In 2023, the monthly Part A premium will be $0 for those who worked for 40 quarters or more or were federal employees on January 1, 1983, or state or local employees after March 31, 1986. Those who worked between 30 and 39 quarters will pay $278 per month, while those who worked less than 30 quarters will pay $506 per month.

How to Qualify Based on Your Spouse’s Social Security Benefits

If you have not worked for at least 40 calendar quarters while paying Social Security taxes in the U.S., but your spouse has, you may still qualify for premium-free Medicare Part A based on your spouse’s work history once you reach 65 years old. However, it’s important to note that if you become disabled before turning 65 and don’t have a sufficient work history, you cannot qualify for Social Security Disability (SSDI) based on your spouse’s work history.

To be eligible for premium-free Part A based on your spouse’s work history at 65, you must meet the following criteria:

  • You are currently married, your spouse is eligible for Social Security benefits (retirement or disability), and you have been married for at least one year before applying.
  • You are divorced, your former spouse is eligible for Social Security benefits (retirement or disability), you were married for at least ten years, and you are now single.
  • You are widowed, and you were married for at least nine months before your spouse passed away, and you are now single.

Can I Get Free Part B If I’m Receiving Social Security Benefits?

Most people don’t pay a monthly premium for Medicare Part A. However, if they have Medicare Part B and are receiving Social Security or Railroad Retirement Board benefits, their Medicare Part B premium is typically deducted from their monthly benefit payment. Those with Medicare Part B who aren’t yet receiving Social Security or Railroad Retirement Board benefits will receive a bill each month called “Notice of Medicare Premium Payment Due” (CMS-500) and need to make arrangements to pay it.

Currently, the monthly premium is 164.90$ for most Medicare beneficiaries. Some beneficiaries may pay extra because of IRMAA. If you have a higher income, you will pay more out-of-pocket based on your tax returns from two years prior.

What Are the Types of Social Security Benefits?

The Social Security program was created by the Social Security Act signed into law by President Franklin D. Roosevelt in 1935. Initially, it paid benefits only to workers aged 65 and older, but in the 1970s, the government allowed workers to claim benefits as early as 62 and instituted annual cost-of-living adjustments (COLAs) to keep pace with inflation. However, the program’s trust funds are expected to be depleted by 2034, after which it would be able to pay only 77% of benefits to retirees. The government has proposed solutions to ensure the program’s long-term sustainability, but no plans have been implemented yet. Today’s workers need to prioritize their personal retirement savings to cover most of their expenses independently in the future.

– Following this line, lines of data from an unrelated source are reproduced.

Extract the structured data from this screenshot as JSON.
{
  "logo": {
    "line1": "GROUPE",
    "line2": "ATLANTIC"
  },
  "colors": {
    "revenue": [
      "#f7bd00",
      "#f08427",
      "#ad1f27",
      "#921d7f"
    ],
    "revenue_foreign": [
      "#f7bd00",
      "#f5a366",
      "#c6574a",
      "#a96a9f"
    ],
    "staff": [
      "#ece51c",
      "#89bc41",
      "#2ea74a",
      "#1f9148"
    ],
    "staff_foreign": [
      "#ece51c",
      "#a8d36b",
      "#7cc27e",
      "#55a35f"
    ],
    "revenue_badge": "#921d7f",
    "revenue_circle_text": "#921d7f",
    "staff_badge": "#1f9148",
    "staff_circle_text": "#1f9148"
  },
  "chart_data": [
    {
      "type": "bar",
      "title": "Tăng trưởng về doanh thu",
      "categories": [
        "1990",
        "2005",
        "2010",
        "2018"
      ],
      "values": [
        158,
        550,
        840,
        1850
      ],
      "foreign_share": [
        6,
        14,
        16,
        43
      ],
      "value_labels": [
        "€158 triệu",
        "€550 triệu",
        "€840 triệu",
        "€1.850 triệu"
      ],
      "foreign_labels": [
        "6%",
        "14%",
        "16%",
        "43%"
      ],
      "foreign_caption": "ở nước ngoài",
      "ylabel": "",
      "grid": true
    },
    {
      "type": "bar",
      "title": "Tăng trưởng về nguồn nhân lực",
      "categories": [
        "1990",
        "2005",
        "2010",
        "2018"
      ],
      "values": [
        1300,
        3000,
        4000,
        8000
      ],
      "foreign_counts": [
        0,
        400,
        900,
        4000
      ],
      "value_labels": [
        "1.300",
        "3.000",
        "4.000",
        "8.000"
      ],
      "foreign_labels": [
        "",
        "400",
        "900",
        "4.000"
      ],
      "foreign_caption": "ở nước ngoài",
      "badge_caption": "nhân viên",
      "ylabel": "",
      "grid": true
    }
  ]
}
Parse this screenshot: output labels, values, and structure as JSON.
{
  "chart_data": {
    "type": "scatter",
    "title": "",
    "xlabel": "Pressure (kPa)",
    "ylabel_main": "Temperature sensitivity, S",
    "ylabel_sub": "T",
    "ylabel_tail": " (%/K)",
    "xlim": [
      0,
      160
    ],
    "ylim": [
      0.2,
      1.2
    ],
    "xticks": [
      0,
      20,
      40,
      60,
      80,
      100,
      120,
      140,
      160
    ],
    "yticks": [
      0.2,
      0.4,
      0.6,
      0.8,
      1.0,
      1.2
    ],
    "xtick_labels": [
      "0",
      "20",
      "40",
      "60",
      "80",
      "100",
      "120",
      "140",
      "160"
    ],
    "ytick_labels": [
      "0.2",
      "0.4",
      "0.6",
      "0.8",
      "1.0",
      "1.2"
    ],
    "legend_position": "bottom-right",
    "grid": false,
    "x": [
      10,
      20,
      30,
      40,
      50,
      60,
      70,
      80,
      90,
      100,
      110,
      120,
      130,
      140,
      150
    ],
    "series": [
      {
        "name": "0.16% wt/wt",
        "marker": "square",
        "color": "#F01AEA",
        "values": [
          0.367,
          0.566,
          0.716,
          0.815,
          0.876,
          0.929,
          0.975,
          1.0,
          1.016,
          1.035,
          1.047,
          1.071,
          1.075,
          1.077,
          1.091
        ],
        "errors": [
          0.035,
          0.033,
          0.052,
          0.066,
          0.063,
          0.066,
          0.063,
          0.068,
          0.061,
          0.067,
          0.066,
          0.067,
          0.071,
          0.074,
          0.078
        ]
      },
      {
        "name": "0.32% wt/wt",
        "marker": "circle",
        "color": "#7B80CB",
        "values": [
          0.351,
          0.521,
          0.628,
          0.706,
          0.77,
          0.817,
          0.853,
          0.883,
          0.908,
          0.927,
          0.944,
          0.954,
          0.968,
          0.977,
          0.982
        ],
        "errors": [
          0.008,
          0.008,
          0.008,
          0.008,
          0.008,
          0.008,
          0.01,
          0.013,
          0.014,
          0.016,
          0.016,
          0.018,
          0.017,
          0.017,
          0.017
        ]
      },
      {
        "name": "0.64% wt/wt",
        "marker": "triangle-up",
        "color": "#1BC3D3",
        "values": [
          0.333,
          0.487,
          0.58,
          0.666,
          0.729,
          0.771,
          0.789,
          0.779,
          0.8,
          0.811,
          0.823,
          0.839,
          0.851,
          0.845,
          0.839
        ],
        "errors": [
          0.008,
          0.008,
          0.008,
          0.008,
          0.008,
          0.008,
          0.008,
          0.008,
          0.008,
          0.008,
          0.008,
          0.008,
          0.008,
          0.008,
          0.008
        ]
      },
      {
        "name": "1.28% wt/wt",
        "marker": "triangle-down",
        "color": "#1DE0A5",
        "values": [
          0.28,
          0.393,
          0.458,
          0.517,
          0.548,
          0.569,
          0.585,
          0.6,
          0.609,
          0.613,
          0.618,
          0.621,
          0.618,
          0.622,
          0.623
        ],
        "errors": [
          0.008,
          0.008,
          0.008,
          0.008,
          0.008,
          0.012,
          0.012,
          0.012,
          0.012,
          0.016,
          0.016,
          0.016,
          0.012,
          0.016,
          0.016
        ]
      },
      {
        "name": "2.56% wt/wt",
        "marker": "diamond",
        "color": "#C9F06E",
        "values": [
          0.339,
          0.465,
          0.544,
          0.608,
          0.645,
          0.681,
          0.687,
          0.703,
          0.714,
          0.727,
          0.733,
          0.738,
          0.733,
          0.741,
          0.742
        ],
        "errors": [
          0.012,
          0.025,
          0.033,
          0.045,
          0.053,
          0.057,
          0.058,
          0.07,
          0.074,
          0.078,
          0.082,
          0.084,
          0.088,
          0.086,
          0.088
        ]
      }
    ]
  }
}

Social Security benefits come in three main types: retirement, disability, and survivor benefits. Retirement benefits are available to workers who are at least 62 years old and have earned at least 40 credits. The size of benefit checks is determined by average indexed monthly earnings (AIME) over the 35 highest-earning years and the age at which benefits are claimed.

Disability benefits are available to adults 18 years or older who are unable to work due to a physical or mental disability expected to last at least 12 months or result in death. 

Survivor benefits are available to surviving spouses or children of a deceased worker who meet certain age and dependency requirements. Eligibility for each benefit type is determined by different factors, such as earnings history, medical condition, and relationship to the deceased worker.